Solves For: People purchase gear at REI, but use other platforms for inspiration. Basecamp's contextual commerce approach creates a built-in feedback loop from aspirations to the REI gear that enables them.
Gear lists now use account data to check the boxes for you. Collaborative features like adding trip members and assigning items help groups stay on the same page.
Solves For: Users bemoan the massive spreadsheets and lengthy email threads that often characterize their trip planning. Creating a single source of truth helps groups stay safe and sane.
Users can learn new skills from the comfort of their own homes, and even download videos to watch offline while out on their adventures.
Solves For: Many novices struggles to find proper mentorship or accessible education, and even experienced outdoor enthusiast need help making the leap to the next level of their activity.
Customers can use online chat to ask a quick question just like they would in the store, or book virtual appointments with REI’s esteemed Green Vests to talk through more extensive trip plans.
Solves For: Users do the majority of their planning away from REI stores. Convenient access REI staff helps customers make better decisions and keeps REI top of mind.

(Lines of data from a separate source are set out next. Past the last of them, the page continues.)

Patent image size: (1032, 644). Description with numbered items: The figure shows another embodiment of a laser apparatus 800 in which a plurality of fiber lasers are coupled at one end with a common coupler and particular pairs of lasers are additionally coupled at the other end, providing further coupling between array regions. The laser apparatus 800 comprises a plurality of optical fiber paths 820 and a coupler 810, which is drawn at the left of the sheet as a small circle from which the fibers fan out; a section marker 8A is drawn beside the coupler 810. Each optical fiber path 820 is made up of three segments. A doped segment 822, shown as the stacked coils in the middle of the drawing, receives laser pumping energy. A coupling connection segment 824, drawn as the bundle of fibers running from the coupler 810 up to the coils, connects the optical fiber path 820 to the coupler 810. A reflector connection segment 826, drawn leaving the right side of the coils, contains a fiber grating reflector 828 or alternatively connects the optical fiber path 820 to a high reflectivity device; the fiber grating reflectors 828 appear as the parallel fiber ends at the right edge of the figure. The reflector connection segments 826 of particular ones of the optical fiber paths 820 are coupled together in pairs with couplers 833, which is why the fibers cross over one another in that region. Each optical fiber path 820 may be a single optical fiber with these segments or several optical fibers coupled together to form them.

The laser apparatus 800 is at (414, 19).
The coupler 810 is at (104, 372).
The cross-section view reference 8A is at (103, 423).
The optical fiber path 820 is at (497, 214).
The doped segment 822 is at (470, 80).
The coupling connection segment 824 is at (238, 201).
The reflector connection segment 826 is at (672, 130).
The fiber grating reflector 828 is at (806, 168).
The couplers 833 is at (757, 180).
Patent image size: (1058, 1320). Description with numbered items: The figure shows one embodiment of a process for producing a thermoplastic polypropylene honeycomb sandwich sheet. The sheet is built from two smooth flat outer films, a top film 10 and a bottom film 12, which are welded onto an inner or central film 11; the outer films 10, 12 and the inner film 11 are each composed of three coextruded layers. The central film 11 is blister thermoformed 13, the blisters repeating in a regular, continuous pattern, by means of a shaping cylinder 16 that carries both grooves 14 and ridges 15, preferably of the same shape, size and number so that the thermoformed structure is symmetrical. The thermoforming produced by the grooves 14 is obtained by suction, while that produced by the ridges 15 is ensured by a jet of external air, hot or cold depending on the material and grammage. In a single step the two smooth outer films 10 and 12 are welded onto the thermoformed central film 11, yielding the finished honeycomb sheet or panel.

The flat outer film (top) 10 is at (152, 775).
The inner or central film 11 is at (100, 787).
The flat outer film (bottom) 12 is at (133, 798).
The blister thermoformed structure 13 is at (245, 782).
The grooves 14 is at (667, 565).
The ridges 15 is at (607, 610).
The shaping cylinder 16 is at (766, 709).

We followed a user-centered design process to explore how to enhance REI's mobile experience. Guided by several in-depth interviews with outdoors enthusiasts, we identified common pain points and addressed them through new visual and interaction design solutions.
To explore the sources and solutions for this problem, we employed the following research and design methods:
Following our interviews, we mapped out the user journey to assess the high-level phases of an outdoor experience. We noticed that the trips themselves were such a small part of the overall journey, and much of the excitement and frustration arose during the planning stages.
We also discovered that trip planning is a fluid thing. Each phase of the journey is not a discrete set of tasks. There are many entry points and moments of backtracking during every phase. With that in mind, we treated this map more like a compass and aimed to support users across the spectrum of the planning experience.
Following our initial research insights, we explored how to address user pain points and opportunity spaces in the mobile app. We set project goals to guide the design process.
We used the REI Cedar design system for visual guidance, with minor adjustments to match Basecamp's intent. Relying on this structure helped to maintain a cohesive feel with the rest of the app while introducing new functionality.
We brainstormed new features as enhancements to the existing REI app. This would help streamline communication channels and keep the planning and purchasing actions in the same ecosystem.
Based on our user interviews and research, we identified several prominent user needs and defined the core features that would address them.
I used wireframes to quickly sketch initial ideas about the layout and information architecture for each page. I wanted the experience to be visceral like the outdoors, so I looked for opportunities for images to carry the informational load.
Then I developed high-fidelity mockups and prototyped the experience using Figma to test each flows with users.
During testing, several users remarked that instead of seeing a list of products on the home screen, they would prefer to see the new "basecamp" screen first. So we made the decision to reorganize the navigation, moving the product and category scrolls to a secondary Browse section.
I used Figma to build an interactive prototype of the experience to better convey the Basecamp concept during user testing.
REI has a unique relationship with their customers because of their co-op membership model and the natural camaraderie among outdoor enthusiasts. It is a community built upon a love of finding new limits.
Because of that, there is an opportunity to create a shopping app that doesn't feel like a shopping app, to integrate into their customers' daily lives in a way that helps them learn and grow outside the store doors.